The sale of location data to US Military contractors through X-Mode is continuing on an enormous scale, despite developers risking a ban from the Android and App Store.
Hundreds of Android apps have sent granular location data to X-Mode, including several dating sites, messaging services, free video and file converters, and religious/prayer apps.
Some of the apps were still sending location data to X-Mode as recently as December when Apple and Google told developers to remove it from their apps or face a ban from the app stores.
But weeks after the ban took effect, one popular U.S. transit map app that had been installed hundreds of thousands of times was downloadable from Google Play even though it was still sending location data to X-Mode.

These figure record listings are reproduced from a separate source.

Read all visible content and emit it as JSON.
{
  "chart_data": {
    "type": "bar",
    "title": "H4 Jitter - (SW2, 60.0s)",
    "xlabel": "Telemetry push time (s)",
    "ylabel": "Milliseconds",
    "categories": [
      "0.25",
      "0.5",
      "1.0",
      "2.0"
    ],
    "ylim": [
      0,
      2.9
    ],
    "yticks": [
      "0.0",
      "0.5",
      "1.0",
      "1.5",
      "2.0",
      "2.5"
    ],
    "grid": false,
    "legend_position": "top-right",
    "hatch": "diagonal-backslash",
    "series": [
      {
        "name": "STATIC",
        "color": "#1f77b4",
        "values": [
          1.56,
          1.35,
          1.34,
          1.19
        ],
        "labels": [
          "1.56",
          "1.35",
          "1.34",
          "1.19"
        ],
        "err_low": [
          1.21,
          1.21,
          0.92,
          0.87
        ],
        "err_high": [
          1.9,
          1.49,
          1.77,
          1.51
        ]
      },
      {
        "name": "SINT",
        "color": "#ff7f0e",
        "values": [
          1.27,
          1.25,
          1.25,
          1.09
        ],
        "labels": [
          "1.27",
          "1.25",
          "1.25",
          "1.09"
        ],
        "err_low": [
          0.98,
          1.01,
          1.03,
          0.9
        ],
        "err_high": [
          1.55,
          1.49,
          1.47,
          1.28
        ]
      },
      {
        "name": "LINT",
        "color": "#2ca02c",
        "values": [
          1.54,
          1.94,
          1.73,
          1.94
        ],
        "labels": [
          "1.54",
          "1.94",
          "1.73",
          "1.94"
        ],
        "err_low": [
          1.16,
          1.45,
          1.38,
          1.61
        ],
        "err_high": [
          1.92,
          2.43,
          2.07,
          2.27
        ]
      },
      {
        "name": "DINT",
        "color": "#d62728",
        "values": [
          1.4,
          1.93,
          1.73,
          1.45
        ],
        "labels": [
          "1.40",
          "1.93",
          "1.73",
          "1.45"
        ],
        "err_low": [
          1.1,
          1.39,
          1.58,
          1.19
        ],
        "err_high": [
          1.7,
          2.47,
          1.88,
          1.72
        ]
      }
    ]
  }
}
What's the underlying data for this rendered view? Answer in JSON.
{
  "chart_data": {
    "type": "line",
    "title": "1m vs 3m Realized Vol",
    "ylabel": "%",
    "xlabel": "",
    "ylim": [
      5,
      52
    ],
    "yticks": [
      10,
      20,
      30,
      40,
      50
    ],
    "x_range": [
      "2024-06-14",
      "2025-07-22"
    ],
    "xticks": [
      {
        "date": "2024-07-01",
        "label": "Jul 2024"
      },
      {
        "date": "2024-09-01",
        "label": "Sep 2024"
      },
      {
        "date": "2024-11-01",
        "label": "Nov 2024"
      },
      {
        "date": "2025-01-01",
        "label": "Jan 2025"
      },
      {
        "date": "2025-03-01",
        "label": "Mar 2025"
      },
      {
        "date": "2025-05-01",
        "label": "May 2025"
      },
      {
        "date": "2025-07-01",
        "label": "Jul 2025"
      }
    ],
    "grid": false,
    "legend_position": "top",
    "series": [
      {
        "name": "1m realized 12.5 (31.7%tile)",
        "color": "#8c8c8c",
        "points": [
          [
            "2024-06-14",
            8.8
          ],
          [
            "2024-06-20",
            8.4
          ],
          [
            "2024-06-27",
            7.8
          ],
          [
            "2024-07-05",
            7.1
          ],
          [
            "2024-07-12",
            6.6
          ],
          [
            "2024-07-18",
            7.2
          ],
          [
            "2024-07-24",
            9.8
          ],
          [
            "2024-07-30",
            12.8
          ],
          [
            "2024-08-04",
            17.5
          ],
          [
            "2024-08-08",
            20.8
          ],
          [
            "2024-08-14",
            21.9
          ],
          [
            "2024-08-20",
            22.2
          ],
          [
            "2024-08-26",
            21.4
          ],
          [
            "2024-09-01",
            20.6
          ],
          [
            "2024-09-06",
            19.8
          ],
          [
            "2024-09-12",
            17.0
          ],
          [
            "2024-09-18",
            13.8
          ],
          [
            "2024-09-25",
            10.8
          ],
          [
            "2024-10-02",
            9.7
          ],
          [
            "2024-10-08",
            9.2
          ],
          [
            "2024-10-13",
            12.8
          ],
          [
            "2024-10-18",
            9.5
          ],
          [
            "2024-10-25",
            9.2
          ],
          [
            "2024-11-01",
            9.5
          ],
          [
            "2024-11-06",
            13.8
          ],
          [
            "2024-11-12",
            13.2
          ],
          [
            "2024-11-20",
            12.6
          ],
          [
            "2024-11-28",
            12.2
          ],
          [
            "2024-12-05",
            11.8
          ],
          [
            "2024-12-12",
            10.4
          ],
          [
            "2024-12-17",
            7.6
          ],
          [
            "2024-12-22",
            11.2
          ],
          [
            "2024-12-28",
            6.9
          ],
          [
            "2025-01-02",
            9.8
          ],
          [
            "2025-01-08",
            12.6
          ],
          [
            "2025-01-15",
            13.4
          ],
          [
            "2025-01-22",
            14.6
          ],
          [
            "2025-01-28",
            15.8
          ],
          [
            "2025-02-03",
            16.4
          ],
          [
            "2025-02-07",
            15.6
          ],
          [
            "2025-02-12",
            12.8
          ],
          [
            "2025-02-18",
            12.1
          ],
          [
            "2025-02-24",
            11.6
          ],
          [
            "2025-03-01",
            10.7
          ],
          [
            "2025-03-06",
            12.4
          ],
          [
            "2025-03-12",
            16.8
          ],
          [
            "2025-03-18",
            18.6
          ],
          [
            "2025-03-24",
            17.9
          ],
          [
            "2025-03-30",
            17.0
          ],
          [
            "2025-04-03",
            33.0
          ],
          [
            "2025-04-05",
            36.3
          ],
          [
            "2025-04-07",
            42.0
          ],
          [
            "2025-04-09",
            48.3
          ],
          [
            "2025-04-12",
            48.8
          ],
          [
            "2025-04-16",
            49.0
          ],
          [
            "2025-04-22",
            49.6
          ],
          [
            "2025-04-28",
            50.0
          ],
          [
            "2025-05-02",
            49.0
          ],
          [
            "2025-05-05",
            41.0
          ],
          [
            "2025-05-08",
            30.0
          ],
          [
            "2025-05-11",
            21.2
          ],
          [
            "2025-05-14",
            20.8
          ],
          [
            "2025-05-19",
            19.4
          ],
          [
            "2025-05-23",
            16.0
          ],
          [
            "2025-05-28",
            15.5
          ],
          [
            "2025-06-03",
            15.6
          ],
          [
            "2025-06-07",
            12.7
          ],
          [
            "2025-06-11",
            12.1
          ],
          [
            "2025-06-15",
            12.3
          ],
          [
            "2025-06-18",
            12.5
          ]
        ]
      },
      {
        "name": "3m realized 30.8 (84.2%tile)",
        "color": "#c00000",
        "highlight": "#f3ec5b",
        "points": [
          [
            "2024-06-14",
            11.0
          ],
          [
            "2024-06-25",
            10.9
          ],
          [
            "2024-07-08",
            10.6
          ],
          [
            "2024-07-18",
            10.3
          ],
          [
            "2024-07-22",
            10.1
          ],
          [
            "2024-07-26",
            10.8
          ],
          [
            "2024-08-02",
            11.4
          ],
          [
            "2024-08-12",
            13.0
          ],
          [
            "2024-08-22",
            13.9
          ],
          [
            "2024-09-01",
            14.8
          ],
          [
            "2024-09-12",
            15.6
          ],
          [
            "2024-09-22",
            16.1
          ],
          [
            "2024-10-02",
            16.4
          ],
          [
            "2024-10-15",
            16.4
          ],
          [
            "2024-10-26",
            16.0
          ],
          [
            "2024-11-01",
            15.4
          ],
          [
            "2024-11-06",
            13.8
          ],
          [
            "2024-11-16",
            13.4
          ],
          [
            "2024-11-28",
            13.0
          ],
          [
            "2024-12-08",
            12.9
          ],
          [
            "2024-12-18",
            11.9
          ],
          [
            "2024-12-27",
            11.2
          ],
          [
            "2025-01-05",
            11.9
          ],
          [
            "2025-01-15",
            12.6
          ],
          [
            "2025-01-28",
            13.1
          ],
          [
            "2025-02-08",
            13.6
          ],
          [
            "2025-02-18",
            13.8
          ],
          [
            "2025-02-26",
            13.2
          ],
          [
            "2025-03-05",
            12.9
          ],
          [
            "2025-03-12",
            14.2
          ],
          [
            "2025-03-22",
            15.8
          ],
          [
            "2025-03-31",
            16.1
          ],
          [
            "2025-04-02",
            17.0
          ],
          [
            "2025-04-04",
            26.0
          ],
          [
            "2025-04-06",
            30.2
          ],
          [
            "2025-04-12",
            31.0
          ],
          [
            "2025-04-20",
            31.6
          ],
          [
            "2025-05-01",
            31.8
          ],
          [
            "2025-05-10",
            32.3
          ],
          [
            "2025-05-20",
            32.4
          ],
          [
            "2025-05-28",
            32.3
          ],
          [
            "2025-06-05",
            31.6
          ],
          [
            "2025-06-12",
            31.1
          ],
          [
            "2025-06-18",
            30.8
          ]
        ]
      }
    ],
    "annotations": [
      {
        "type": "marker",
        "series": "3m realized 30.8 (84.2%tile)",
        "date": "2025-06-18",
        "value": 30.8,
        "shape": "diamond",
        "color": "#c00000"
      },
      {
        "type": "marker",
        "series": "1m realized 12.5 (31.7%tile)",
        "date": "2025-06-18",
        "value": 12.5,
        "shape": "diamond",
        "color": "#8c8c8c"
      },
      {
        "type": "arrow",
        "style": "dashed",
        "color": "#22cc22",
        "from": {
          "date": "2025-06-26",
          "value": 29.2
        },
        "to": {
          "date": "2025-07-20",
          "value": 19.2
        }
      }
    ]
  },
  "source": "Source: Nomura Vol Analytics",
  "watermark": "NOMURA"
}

New research is believed to be the broadest review to date of apps that collaborate with X-Mode, one of dozens of companies in a multibillion-dollar industry that buys and sells access to the location data collected from ordinary phone apps, often for the purposes of serving targeted advertising.

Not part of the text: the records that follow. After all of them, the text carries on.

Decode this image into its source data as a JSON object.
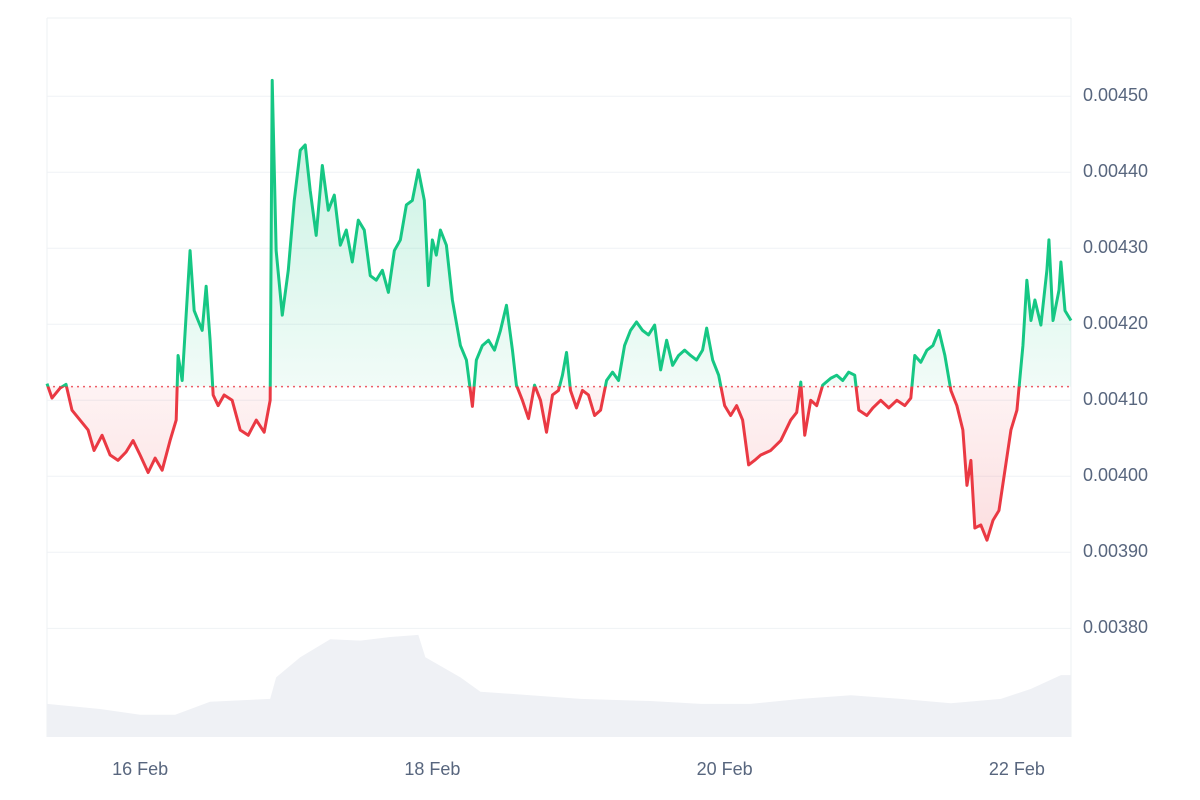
{
  "chart_data": {
    "type": "line",
    "x": [
      15.363,
      15.397,
      15.452,
      15.493,
      15.534,
      15.589,
      15.644,
      15.685,
      15.74,
      15.795,
      15.849,
      15.904,
      15.952,
      16.0,
      16.055,
      16.103,
      16.151,
      16.205,
      16.247,
      16.26,
      16.288,
      16.315,
      16.342,
      16.37,
      16.397,
      16.425,
      16.452,
      16.479,
      16.5,
      16.534,
      16.575,
      16.63,
      16.685,
      16.74,
      16.795,
      16.849,
      16.89,
      16.904,
      16.931,
      16.973,
      17.014,
      17.055,
      17.096,
      17.13,
      17.164,
      17.205,
      17.247,
      17.288,
      17.329,
      17.37,
      17.411,
      17.452,
      17.493,
      17.534,
      17.575,
      17.616,
      17.658,
      17.699,
      17.74,
      17.781,
      17.822,
      17.863,
      17.904,
      17.945,
      17.973,
      18.0,
      18.027,
      18.055,
      18.096,
      18.137,
      18.192,
      18.233,
      18.274,
      18.301,
      18.342,
      18.384,
      18.425,
      18.466,
      18.507,
      18.548,
      18.575,
      18.616,
      18.658,
      18.699,
      18.74,
      18.781,
      18.822,
      18.863,
      18.89,
      18.918,
      18.945,
      18.986,
      19.027,
      19.068,
      19.11,
      19.151,
      19.192,
      19.233,
      19.274,
      19.315,
      19.356,
      19.397,
      19.438,
      19.479,
      19.521,
      19.562,
      19.603,
      19.644,
      19.685,
      19.726,
      19.767,
      19.808,
      19.849,
      19.877,
      19.918,
      19.959,
      20.0,
      20.041,
      20.082,
      20.123,
      20.164,
      20.205,
      20.247,
      20.315,
      20.384,
      20.452,
      20.493,
      20.521,
      20.548,
      20.589,
      20.63,
      20.671,
      20.726,
      20.767,
      20.808,
      20.849,
      20.89,
      20.918,
      20.973,
      21.014,
      21.068,
      21.123,
      21.178,
      21.233,
      21.274,
      21.301,
      21.342,
      21.384,
      21.425,
      21.466,
      21.507,
      21.548,
      21.589,
      21.63,
      21.658,
      21.685,
      21.712,
      21.753,
      21.795,
      21.836,
      21.877,
      21.918,
      21.959,
      22.0,
      22.041,
      22.068,
      22.096,
      22.123,
      22.164,
      22.205,
      22.219,
      22.247,
      22.288,
      22.301,
      22.329,
      22.37
    ],
    "values": [
      0.004122,
      0.004103,
      0.004116,
      0.004121,
      0.004087,
      0.004074,
      0.004061,
      0.004034,
      0.004054,
      0.004028,
      0.004021,
      0.004032,
      0.004047,
      0.004028,
      0.004005,
      0.004024,
      0.004008,
      0.004047,
      0.004074,
      0.004159,
      0.004126,
      0.004212,
      0.004297,
      0.004218,
      0.004205,
      0.004192,
      0.00425,
      0.004179,
      0.004107,
      0.004093,
      0.004107,
      0.0041,
      0.004061,
      0.004054,
      0.004074,
      0.004058,
      0.0041,
      0.004521,
      0.004297,
      0.004212,
      0.004271,
      0.004363,
      0.004429,
      0.004436,
      0.004376,
      0.004317,
      0.004409,
      0.00435,
      0.00437,
      0.004304,
      0.004324,
      0.004282,
      0.004337,
      0.004324,
      0.004264,
      0.004258,
      0.004271,
      0.004242,
      0.004297,
      0.004311,
      0.004357,
      0.004363,
      0.004403,
      0.004363,
      0.004251,
      0.004311,
      0.004291,
      0.004324,
      0.004304,
      0.004232,
      0.004172,
      0.004153,
      0.004092,
      0.004153,
      0.004172,
      0.004179,
      0.004166,
      0.004192,
      0.004225,
      0.004166,
      0.00412,
      0.0041,
      0.004076,
      0.00412,
      0.0041,
      0.004058,
      0.004107,
      0.004113,
      0.004133,
      0.004163,
      0.004113,
      0.00409,
      0.004113,
      0.004107,
      0.00408,
      0.004087,
      0.004126,
      0.004137,
      0.004126,
      0.004172,
      0.004192,
      0.004203,
      0.004192,
      0.004186,
      0.004199,
      0.00414,
      0.004179,
      0.004146,
      0.004159,
      0.004166,
      0.004159,
      0.004153,
      0.004166,
      0.004195,
      0.004153,
      0.004133,
      0.004093,
      0.00408,
      0.004093,
      0.004074,
      0.004015,
      0.004021,
      0.004028,
      0.004034,
      0.004047,
      0.004074,
      0.004084,
      0.004124,
      0.004054,
      0.0041,
      0.004093,
      0.00412,
      0.004129,
      0.004133,
      0.004126,
      0.004137,
      0.004133,
      0.004087,
      0.00408,
      0.00409,
      0.0041,
      0.00409,
      0.0041,
      0.004093,
      0.004103,
      0.004159,
      0.00415,
      0.004166,
      0.004172,
      0.004192,
      0.004159,
      0.004113,
      0.004093,
      0.004061,
      0.003988,
      0.004021,
      0.003932,
      0.003936,
      0.003916,
      0.003942,
      0.003955,
      0.004008,
      0.004061,
      0.004087,
      0.004172,
      0.004258,
      0.004205,
      0.004232,
      0.004199,
      0.004271,
      0.004311,
      0.004205,
      0.004245,
      0.004282,
      0.004218,
      0.004205
    ],
    "baseline": 0.004118,
    "up_color": "#16c784",
    "down_color": "#ea3943",
    "xlim": [
      15.363,
      22.37
    ],
    "xticks": [
      {
        "value": 16,
        "label": "16 Feb"
      },
      {
        "value": 18,
        "label": "18 Feb"
      },
      {
        "value": 20,
        "label": "20 Feb"
      },
      {
        "value": 22,
        "label": "22 Feb"
      }
    ],
    "ylim": [
      0.003657,
      0.004603
    ],
    "yticks": [
      {
        "value": 0.0045,
        "label": "0.00450"
      },
      {
        "value": 0.0044,
        "label": "0.00440"
      },
      {
        "value": 0.0043,
        "label": "0.00430"
      },
      {
        "value": 0.0042,
        "label": "0.00420"
      },
      {
        "value": 0.0041,
        "label": "0.00410"
      },
      {
        "value": 0.004,
        "label": "0.00400"
      },
      {
        "value": 0.0039,
        "label": "0.00390"
      },
      {
        "value": 0.0038,
        "label": "0.00380"
      }
    ],
    "grid": true,
    "volume": {
      "axis": "y2",
      "color": "#eff1f5",
      "x": [
        15.363,
        15.726,
        16.0,
        16.24,
        16.479,
        16.89,
        16.931,
        17.096,
        17.301,
        17.507,
        17.712,
        17.904,
        17.952,
        18.192,
        18.329,
        18.671,
        19.014,
        19.493,
        19.836,
        20.178,
        20.521,
        20.863,
        21.205,
        21.548,
        21.89,
        22.096,
        22.301,
        22.37
      ],
      "values": [
        4.6,
        3.9,
        3.1,
        3.1,
        4.9,
        5.3,
        8.3,
        11.1,
        13.6,
        13.4,
        13.9,
        14.2,
        11.1,
        8.3,
        6.3,
        5.8,
        5.3,
        5.0,
        4.6,
        4.6,
        5.3,
        5.8,
        5.3,
        4.7,
        5.3,
        6.7,
        8.6,
        8.6
      ]
    },
    "y2lim": [
      0,
      100
    ]
  }
}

According to the ‘X-Mode’ website, an app with 50,000 daily active users can earn approximately $1,500 a month for its data.
Sen. Ron Wyden, a vocal privacy critic whose office has been investigating the data broker industry, previously drafted legislation that would grant the Federal Trade Commission new powers to regulate and fine data brokers.
He told TechCrunch: “Americans are sick of learning that their location data is being sold by data brokers to anyone with a credit card.
“Industry self-regulation clearly isn’t working. Congress needs to pass tough legislation, like my Mind Your Own Business Act, to give consumers effective tools to prevent their data being sold and to give the FTC the power to hold companies accountable when they violate Americans’ privacy.”